Welcome to our Autumn Employment Law Update which provides an update on the following areas:
The High Court in Agoreyo v London Borough of Lambeth was asked to consider whether the employer’s act of suspending an employee was a breach of contract. The case concerned a teacher who had used a degree of force to secure behavioural compliance of two children. She was immediately suspended without the chance to respond and no alternatives to suspension were considered.
The School stated that the suspension was pending an investigation and that it was a neutral act.
The Court held that suspension was not a neutral act, particularly in the case of a vocational job, such as a teacher. It was found that it was a knee jerk reaction and amounted to a breach of trust and confidence.
Employers should therefore carefully consider whether it is appropriate in each instance to immediately suspend an employee when allegations arise. Employer should avoid implementing suspension as the default position, without considering alternatives.
In Dudley Metropolitan Borough Council v Willetts, the Employment Appeal Tribunal (EAT) found that voluntary overtime payments had to be taken into account when calculating holiday payments.
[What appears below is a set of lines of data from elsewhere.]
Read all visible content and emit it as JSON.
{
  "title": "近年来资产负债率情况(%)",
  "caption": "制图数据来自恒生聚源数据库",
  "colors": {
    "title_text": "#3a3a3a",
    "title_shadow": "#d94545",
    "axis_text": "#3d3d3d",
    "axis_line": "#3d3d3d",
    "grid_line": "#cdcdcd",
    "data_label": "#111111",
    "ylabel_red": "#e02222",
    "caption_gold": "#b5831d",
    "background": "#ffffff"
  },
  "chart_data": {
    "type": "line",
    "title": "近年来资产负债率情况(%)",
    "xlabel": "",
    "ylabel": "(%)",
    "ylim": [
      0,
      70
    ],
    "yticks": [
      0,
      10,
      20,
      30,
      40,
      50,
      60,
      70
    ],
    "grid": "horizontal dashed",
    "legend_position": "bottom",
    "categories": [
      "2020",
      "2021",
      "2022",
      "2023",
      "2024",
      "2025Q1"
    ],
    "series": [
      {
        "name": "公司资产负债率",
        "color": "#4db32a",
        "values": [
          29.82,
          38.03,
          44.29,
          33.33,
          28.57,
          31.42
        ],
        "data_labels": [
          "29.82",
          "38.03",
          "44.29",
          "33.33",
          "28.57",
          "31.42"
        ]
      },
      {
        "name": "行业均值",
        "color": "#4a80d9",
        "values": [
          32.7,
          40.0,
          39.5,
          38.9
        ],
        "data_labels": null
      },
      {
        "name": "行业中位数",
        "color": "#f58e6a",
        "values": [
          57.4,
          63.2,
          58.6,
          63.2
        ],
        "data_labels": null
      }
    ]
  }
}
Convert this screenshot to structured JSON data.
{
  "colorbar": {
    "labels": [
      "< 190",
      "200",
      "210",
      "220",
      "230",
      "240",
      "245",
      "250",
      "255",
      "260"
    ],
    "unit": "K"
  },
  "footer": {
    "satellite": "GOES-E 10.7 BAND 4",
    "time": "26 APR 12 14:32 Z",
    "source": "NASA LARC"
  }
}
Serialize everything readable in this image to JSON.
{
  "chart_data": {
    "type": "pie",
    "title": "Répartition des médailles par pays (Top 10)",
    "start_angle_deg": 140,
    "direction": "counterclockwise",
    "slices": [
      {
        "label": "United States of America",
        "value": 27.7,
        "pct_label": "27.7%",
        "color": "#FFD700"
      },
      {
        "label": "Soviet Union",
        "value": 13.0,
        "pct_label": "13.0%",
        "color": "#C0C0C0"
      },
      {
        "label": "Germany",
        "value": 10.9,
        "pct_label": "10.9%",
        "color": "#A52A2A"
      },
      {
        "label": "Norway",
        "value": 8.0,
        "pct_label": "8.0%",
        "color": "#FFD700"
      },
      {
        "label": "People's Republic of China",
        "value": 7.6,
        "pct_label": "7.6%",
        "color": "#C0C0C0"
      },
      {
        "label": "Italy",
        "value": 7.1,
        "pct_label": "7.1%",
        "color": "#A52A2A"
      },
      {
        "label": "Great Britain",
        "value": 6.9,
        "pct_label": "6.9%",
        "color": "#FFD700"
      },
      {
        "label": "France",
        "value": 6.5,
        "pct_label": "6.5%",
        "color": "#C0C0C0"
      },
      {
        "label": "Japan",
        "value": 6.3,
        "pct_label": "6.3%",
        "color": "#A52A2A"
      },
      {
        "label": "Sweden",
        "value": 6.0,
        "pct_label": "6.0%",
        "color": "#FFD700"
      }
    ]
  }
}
The workers had set contractual weekly hours and in addition, they could perform overtime if they so wished; however, their employer, Dudley MBC could not require them to work this overtime.
The EAT found that holiday pay must correspond to “normal remuneration” so as not to discourage workers from taking leave. For a payment to count as “normal”, it must have been paid over a sufficient period of time, on a regular or recurring basis which was the case for most of these workers.
It is important to note that this case does not establish that all voluntary overtime must be included in the calculation of holiday pay; where overtime is rare or occasional, it is unlikely to form part of normal remuneration. It should also be noted that the requirement to calculate holiday pay on the basis of normal remuneration only relates to four weeks holiday in a holiday year (which is less than the statutory minimum of 5.6 weeks per holiday year).
In the 2016 case of Barbulescu v Romania, the Chamber of the European Court of Human Rights (ECHR) decided that a Romanian employer had acted lawfully when it monitored an employee’s Yahoo messenger account.
However, an appeal to the Grand Chamber of the ECHR has overturned this decision. The crux of the decision is that employees have a right to respect for privacy in the workplace and if an employer wants to monitor their emails, this must be made clear to the employees but it stopped short of saying that they had to consent. In this instance, although Mr Barbulescu knew that it was prohibited to use work computers for personal purposes, he had not been informed that the employer was monitoring his communications.
The ECHR found that there was a failure to strike a fair balance between the employer’s and the employee’s interests, in breach of Article 8 of the Human Rights Act 1998. Consequently the employee was entitled to compensation.
This Bulletin is not intended to provide advice.